Compute the mean in the several approaches of compositional and amount data analysis.

Usage

# S3 method for acomp
mean(x,…,robust=getOption("robust"))
          # S3 method for rcomp
mean(x,…,robust=getOption("robust"))
          # S3 method for aplus
mean(x,…,robust=getOption("robust"))
          # S3 method for rplus
mean(x,…,robust=getOption("robust"))
          # S3 method for ccomp
mean(x,…,robust=getOption("robust"))
          # S3 method for rmult
mean(x,…,na.action=NULL,robust=getOption("robust"))

Arguments

x

a classed dataset of amounts or compositions

further arguments to mean e.g. trim

na.action

na.action

robust

A description of a robust estimator. Possible values are FALSE or "pearson" for no robustness, or TRUE or "mcd" for a covMcd based robust location scale estimation. Additional control parameters such as list(trim=0.2) or an rrcov.control object can be given as an attribute "control".

Value

The mean is given as a composition or amount vector of the same class as the original dataset.

Missing Policy

For the additive scales (rcomp,rplus) the SZ and BDL are treated as zeros and MAR and MNAR as missing information. This is not strictly correct for MNAR.

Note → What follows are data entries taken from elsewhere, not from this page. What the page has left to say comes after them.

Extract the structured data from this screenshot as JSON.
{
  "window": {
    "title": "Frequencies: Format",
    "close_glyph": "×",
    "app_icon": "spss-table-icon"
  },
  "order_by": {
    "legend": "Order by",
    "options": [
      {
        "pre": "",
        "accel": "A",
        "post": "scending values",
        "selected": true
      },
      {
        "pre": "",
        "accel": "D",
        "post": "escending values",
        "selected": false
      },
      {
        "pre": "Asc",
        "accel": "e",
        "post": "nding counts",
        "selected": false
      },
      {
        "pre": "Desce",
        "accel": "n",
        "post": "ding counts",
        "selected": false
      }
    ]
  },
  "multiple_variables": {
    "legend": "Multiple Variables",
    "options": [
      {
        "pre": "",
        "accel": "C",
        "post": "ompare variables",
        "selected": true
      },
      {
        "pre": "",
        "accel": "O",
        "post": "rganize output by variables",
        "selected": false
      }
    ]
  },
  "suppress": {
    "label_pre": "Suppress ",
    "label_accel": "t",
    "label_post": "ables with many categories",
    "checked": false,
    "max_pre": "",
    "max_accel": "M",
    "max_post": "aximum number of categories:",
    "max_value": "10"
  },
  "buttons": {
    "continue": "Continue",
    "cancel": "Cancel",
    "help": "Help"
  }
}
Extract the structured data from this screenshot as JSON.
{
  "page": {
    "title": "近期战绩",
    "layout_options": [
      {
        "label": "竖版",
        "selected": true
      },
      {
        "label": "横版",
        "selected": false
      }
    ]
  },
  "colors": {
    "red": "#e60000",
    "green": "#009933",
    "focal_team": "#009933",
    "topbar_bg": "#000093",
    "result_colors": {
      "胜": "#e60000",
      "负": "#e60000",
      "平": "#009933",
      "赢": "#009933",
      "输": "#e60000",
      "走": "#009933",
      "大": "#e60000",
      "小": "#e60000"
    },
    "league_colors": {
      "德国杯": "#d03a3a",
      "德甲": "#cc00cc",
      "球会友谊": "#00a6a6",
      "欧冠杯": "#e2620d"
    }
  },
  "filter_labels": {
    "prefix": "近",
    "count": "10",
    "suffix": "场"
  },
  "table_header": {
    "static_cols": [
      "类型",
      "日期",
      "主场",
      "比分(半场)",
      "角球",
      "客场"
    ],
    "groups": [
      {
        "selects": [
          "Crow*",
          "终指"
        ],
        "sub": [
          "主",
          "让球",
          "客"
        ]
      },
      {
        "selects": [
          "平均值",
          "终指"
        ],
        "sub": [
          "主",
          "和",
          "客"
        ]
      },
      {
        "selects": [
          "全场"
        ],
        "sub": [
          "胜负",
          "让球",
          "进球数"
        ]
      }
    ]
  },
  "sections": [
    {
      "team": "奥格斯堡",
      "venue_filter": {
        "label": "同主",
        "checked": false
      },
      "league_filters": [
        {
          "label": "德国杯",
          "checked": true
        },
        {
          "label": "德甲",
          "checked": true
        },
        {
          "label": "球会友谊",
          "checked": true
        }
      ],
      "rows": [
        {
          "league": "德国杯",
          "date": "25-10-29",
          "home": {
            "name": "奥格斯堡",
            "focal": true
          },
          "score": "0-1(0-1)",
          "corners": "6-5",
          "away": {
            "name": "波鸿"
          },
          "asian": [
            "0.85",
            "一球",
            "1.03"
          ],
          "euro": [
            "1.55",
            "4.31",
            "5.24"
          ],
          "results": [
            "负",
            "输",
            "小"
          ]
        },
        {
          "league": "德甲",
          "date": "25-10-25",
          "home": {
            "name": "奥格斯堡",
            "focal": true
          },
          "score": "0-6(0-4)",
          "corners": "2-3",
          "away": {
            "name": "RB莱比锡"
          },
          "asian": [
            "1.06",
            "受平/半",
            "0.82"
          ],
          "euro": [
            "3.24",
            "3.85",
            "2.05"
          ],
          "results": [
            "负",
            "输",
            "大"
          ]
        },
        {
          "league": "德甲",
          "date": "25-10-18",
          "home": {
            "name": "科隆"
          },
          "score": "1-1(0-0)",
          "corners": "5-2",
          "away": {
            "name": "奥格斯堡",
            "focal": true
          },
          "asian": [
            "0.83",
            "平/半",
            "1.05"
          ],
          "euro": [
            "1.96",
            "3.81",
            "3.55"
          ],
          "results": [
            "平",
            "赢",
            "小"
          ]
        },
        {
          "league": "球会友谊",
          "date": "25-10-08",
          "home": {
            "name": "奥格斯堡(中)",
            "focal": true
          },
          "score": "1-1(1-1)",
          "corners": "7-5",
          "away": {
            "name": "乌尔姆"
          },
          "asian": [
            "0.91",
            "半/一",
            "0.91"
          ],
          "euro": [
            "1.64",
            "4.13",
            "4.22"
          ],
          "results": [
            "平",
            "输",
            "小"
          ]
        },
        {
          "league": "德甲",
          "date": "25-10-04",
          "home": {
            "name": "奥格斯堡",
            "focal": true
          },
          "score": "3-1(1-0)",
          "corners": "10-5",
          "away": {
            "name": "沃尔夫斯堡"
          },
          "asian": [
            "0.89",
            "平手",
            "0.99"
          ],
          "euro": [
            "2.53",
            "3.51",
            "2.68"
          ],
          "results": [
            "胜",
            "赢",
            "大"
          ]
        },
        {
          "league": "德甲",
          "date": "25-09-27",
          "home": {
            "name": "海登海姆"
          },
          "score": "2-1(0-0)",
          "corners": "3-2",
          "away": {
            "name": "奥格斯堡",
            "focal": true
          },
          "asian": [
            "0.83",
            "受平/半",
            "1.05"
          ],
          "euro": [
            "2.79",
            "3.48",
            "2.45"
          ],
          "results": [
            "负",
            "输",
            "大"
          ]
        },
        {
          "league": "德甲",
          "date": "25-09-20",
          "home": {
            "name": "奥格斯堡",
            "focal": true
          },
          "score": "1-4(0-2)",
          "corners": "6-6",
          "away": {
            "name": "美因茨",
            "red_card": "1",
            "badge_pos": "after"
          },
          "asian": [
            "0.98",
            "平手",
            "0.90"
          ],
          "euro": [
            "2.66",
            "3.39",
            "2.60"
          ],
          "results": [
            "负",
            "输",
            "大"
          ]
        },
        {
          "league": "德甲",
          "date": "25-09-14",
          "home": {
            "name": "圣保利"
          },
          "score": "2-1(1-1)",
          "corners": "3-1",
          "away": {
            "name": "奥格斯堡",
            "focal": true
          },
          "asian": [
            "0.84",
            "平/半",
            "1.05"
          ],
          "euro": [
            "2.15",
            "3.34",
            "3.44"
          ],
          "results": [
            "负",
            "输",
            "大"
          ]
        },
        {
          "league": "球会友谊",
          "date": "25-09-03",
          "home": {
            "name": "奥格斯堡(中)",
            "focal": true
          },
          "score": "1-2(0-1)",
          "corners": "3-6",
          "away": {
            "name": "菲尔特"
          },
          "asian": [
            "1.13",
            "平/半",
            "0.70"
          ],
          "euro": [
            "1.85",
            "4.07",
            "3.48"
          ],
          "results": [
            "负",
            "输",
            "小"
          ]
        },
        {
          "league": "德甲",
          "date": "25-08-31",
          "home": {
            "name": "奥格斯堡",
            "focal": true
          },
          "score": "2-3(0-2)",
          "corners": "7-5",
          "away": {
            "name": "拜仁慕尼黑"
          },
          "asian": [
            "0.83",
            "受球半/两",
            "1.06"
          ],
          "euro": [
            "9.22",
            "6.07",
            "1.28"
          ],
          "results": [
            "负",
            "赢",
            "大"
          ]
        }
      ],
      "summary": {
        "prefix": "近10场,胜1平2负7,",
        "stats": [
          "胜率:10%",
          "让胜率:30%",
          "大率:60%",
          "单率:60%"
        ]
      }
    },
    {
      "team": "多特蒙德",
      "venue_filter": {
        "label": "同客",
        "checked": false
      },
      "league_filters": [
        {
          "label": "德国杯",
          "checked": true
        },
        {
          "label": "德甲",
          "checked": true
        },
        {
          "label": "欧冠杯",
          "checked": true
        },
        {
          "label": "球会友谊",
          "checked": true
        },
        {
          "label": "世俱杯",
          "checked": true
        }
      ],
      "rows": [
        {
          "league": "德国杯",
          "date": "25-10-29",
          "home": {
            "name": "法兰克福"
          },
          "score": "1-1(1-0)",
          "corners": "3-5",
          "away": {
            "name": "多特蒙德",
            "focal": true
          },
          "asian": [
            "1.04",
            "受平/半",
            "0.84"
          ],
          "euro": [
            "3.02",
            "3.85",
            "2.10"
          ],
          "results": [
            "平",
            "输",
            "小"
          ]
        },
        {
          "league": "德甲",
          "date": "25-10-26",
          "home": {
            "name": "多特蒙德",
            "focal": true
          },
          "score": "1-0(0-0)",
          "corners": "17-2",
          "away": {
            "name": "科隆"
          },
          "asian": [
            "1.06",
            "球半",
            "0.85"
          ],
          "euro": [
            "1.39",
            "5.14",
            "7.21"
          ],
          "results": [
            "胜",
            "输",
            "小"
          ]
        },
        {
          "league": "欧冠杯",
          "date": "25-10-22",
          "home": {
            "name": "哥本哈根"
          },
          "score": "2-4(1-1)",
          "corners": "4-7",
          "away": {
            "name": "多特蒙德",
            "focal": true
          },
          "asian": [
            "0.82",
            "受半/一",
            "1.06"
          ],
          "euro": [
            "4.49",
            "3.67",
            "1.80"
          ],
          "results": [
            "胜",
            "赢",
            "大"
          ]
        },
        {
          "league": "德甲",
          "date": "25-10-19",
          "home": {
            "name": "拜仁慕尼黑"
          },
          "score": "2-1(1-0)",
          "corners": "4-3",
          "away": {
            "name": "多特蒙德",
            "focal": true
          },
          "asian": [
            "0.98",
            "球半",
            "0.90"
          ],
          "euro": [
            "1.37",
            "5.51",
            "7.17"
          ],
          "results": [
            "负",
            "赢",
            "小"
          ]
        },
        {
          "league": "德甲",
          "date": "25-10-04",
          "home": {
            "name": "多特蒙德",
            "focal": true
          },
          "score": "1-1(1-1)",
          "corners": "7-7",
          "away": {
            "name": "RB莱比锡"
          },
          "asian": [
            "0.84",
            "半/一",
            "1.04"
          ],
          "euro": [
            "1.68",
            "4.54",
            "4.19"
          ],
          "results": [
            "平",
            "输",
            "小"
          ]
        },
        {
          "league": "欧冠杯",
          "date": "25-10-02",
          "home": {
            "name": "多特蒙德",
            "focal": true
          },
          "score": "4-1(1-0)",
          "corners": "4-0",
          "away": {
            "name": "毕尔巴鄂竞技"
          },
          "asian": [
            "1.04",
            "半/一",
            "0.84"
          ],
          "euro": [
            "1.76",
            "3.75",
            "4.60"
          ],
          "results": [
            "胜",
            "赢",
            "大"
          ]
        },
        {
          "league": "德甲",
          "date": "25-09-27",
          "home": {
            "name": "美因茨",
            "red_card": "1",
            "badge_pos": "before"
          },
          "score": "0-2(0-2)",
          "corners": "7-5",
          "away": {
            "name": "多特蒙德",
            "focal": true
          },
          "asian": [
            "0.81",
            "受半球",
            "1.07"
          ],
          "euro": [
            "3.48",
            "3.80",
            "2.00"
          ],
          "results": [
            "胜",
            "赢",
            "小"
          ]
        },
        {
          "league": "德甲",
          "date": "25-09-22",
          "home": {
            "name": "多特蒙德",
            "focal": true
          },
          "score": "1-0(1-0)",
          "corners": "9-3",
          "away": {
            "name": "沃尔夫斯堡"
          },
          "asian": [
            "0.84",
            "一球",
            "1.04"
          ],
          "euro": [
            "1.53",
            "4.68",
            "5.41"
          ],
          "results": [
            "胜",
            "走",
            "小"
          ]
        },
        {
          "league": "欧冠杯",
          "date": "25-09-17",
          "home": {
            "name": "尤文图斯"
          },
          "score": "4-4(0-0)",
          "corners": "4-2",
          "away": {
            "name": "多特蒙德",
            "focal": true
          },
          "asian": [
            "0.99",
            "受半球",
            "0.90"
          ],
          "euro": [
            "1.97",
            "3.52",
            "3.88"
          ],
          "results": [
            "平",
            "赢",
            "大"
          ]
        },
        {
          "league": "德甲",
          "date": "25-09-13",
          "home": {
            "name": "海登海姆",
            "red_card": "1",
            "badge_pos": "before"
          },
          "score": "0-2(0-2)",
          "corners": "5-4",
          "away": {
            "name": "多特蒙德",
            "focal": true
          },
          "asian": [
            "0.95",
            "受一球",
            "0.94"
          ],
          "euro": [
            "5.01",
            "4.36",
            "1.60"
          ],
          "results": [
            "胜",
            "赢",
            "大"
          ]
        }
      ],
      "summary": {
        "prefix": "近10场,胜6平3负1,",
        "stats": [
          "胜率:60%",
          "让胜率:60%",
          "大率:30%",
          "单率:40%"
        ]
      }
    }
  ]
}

For relative scales (acomp,aplus), all four types of missings are treated as missing information. This corresponds to the idea that BDL are truncated values (and have the correspoding effect in taking means). For SZ and MAR, only the components in the observed subcomposition are fully relevant. Finally, for MNAR the problem is again that nothing could be done without knowing the MNAR mechanism, so the analysis is limited to taking them as MAR, and being careful with the interpretation. Missing and Below Detecion Limit Policy is explained in more detail in compositions.missing.

Details

The different compositional approaches acomp, rcomp, aplus, rplus correpond to different geometries. The mean is calculated in the respective canonical geometry by applying a canonical transform (see cdt), taking ordinary meanCol and backtransforming.

The Aitchison geometries imply that mean.acomp and mean.aplus are geometric means, the first one closed. The real geometry implies that mean.rcomp and mean.rplus are arithmetic means, the first one resulting in a closed composition.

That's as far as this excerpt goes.